Virtually all the prisons have undermanned medical staffs. “Much of the money is going for healthcare to older inmates,” Brandes said. Yet the DOC is in danger of not meeting federal guidelines for mental health, Hepatitis C and ADA compliance, among other standards of care requirements. CCF’s medical staff “didn’t have the money to do hernia surgeries.”
Because of sustained decreases in crime rates over the last decade, the DOC is “seeing the intake of inmates leveling off, but the lengths of sentences are going up,” Brandes said.
The number of prison inmates per 100,000 Florida residents dipped to 461.9 in 2017 after peaking at 543.7 in 2009. As of July 1, there were 96,313 inmates in state prisons, down from 100,050 in 2014.
“While in the short term we have a money problem, without sentencing reform, diversion options and a commitment to education and transition, we will soon find a DOC in crisis,” Brandes said.
During the in the 2019 legislative session, Brandes wants to address more than 100 mandatory minimums sentencing requirements in state law as one tactic to keep drug offenders, in particular, out of prison and reduce costs to taxpayers.
Brandes’ aim is to trim the prison population by about 10,000, to 86,000, through more diversion programs like drug courts, beefing up transition programs such as halfway houses, and finding alternatives to incarceration and probation.

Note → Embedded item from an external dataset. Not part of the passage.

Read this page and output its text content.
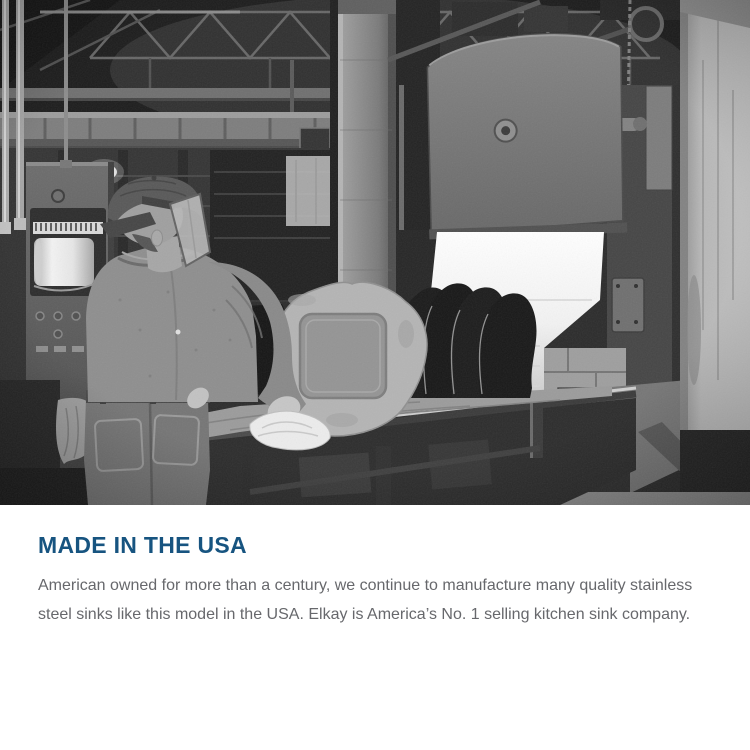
MADE IN THE USA
American owned for more than a century, we continue to manufacture many quality stainless
steel sinks like this model in the USA. Elkay is America’s No. 1 selling kitchen sink company.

An October study by Urban Institute concluded that Florida could reduce its prison population by 3 percent — 2,700 fewer inmates — by 2025 merely by reclassifying drug possession as a misdemeanor rather than, in many cases, a felony.
Brandes said he is spearheading a “coalition by the second week of January and we are going to be educating the Senate.” That education will include a “road trip — it won’t be just one facility, but many. I want people to see what I am seeing.”
He said “wardens want to do more, but they don’t have the” support of the Legislature, noting he hopes to convince “wardens to come to Tallahassee and meet with the Legislature as an organized group.”
“I don’t know if that has ever happened,” Brandes said.
He has “grave concerns” that if lawmakers don’t address these deficiencies now, the federal courts will do so by consent order in response to lawsuits.
“The Legislature is at a pivotal time. We have a couple of years to make bold reforms before we lose control” to federal court rulings, he said. “The bottom line is that the Florida Legislature must enact bold reforms this session in order to address the structural failures caused by years of deferred action.”
Citing “Stein’s Law,” Brandes added, ”’If something cannot be sustained, it will stop.’ I am raising the flag — the Department of Corrections is on an unsustainable path.”
John Haughey is a Watchdog.org contributor.
A version of this article previously appeared on the Watchdog.org website under the headline, “Florida seen as ‘one federal judge away from losing control’ of its prison system.”